The internet, too, plays a part. Films that were almost impossible to locate in any domestic format ten years ago can easily be snapped up on eBay or Amazon or even streamed straight from YouTube. More specialist sites such as UbuWeb, founded in 1996 as an online repository for all things avant-garde in film, offer a wide range of shorts and fragments that can be downloaded for free. Sanville thinks "they're absolutely phenomenal" but still believes that there is a need for a thriving independent cinema scene. He says that, without a guiding hand, the "volume" of what is available makes it hard to sift the wheat from the chaff: "They have interviews with Godard from the 1960s but you have to be searching for Godard in the first place to find them." As ever fewer people chance upon the greats at the cinema, there is a danger that the art film will become even more marginalised than it is already.

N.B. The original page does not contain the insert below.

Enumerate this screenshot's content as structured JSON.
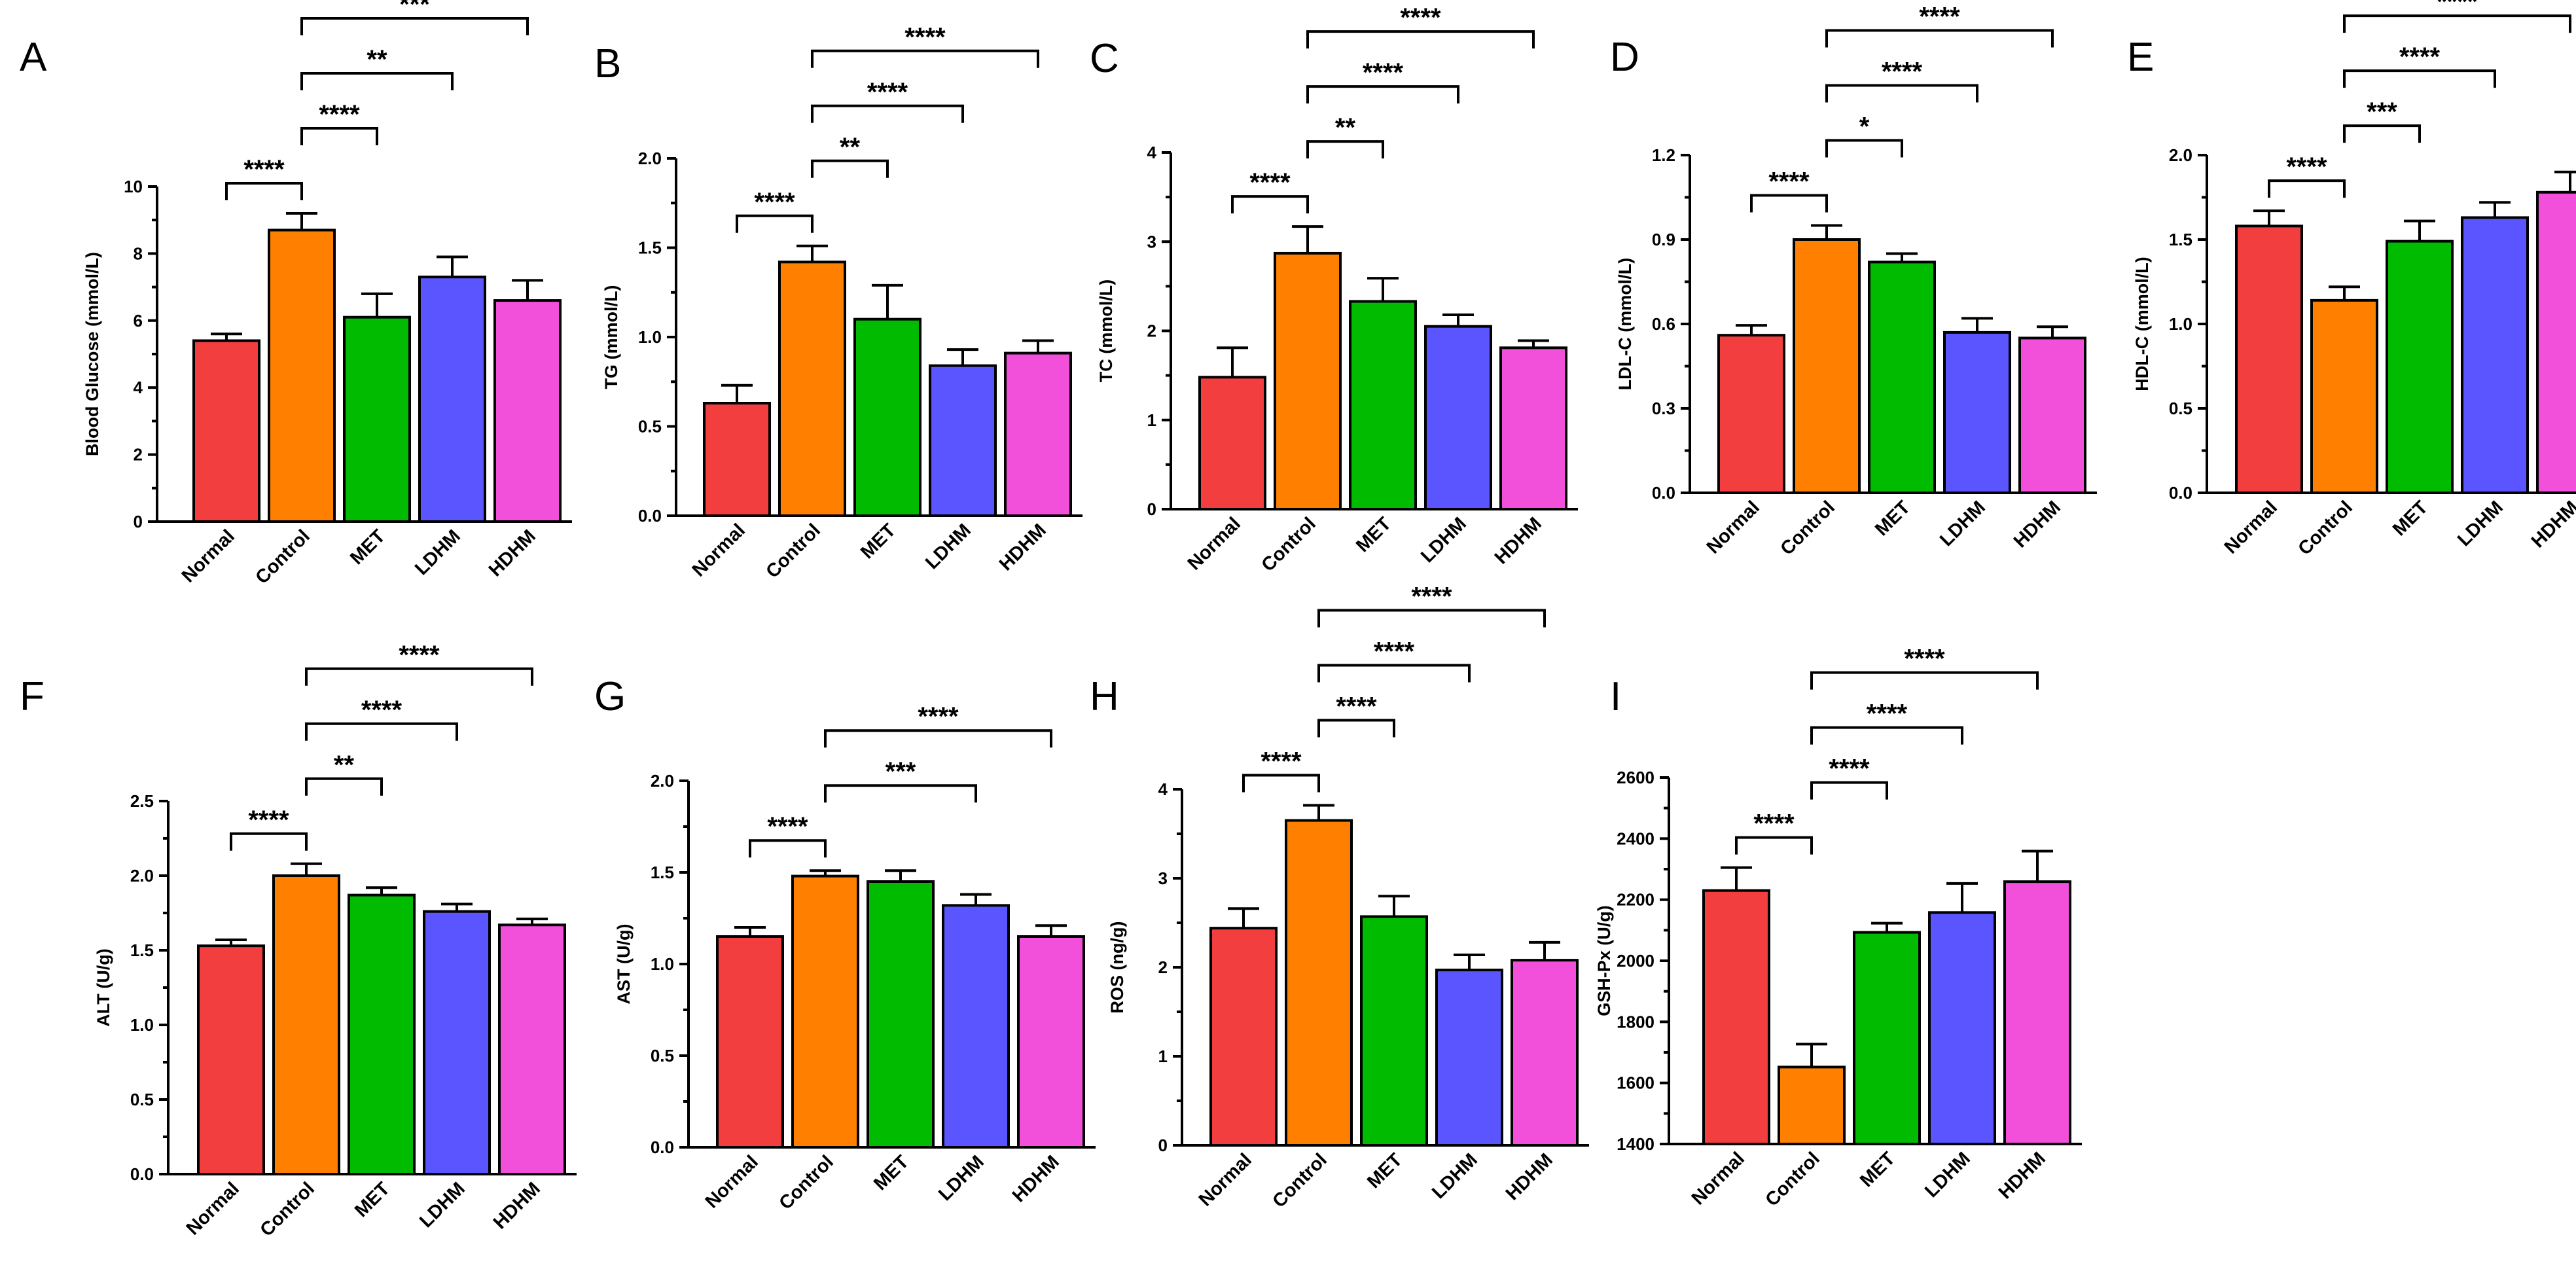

So is it really all doom and gloom? Paul Homer, manager of the Phoenix Cinema in East Finchley, remains optimistic. The audiences that frequent the Phoenix are "looking to be provoked, they're looking to be challenged and they're also looking for quality art. For us," he explains, "the experience starts with the film." The cinema's eclectic programme reflects this comparatively purist attitude, encompassing little-seen gems from around the world as well as forgotten classics, often bundled into affordable double bills. "Just because film can be a commercial art form, it doesn't mean it should be," Homer argues, though he concedes: "We're commercially more canny than we used to be." As a registered charity, the Phoenix is free from the demands of "directors and shareholders". And, collaborating with the ever-reliable City Screen distributors, it continues to fly the flag for quality fringe cinema.
In stark contrast to "boutique" indies such as the Everyman, Homer is keen to keep prices low. "Our business model is not to have fewer people at a higher ticket price; it's to have more people at a lower ticket price." The Close-Up library operates to a similar ethic and runs as a non-profit organisation, despite the constant threat of closure. Spending almost all profits on expanding its 11,000-strong collection, Sanville considers his private enterprise a public resource. "I don't try to change the world," he says, "but there are a few things that I think are beautiful art pieces and if we can make them accessible one way or another, the job's done." Sanville's popular repertory screenings in temporary East End locations, run in conjunction with fellow movie missionaries, attest to the enduring appeal of the film-lover's film club.
I ask him why he does it. "Sharing," he says. "It's pretty straightforward."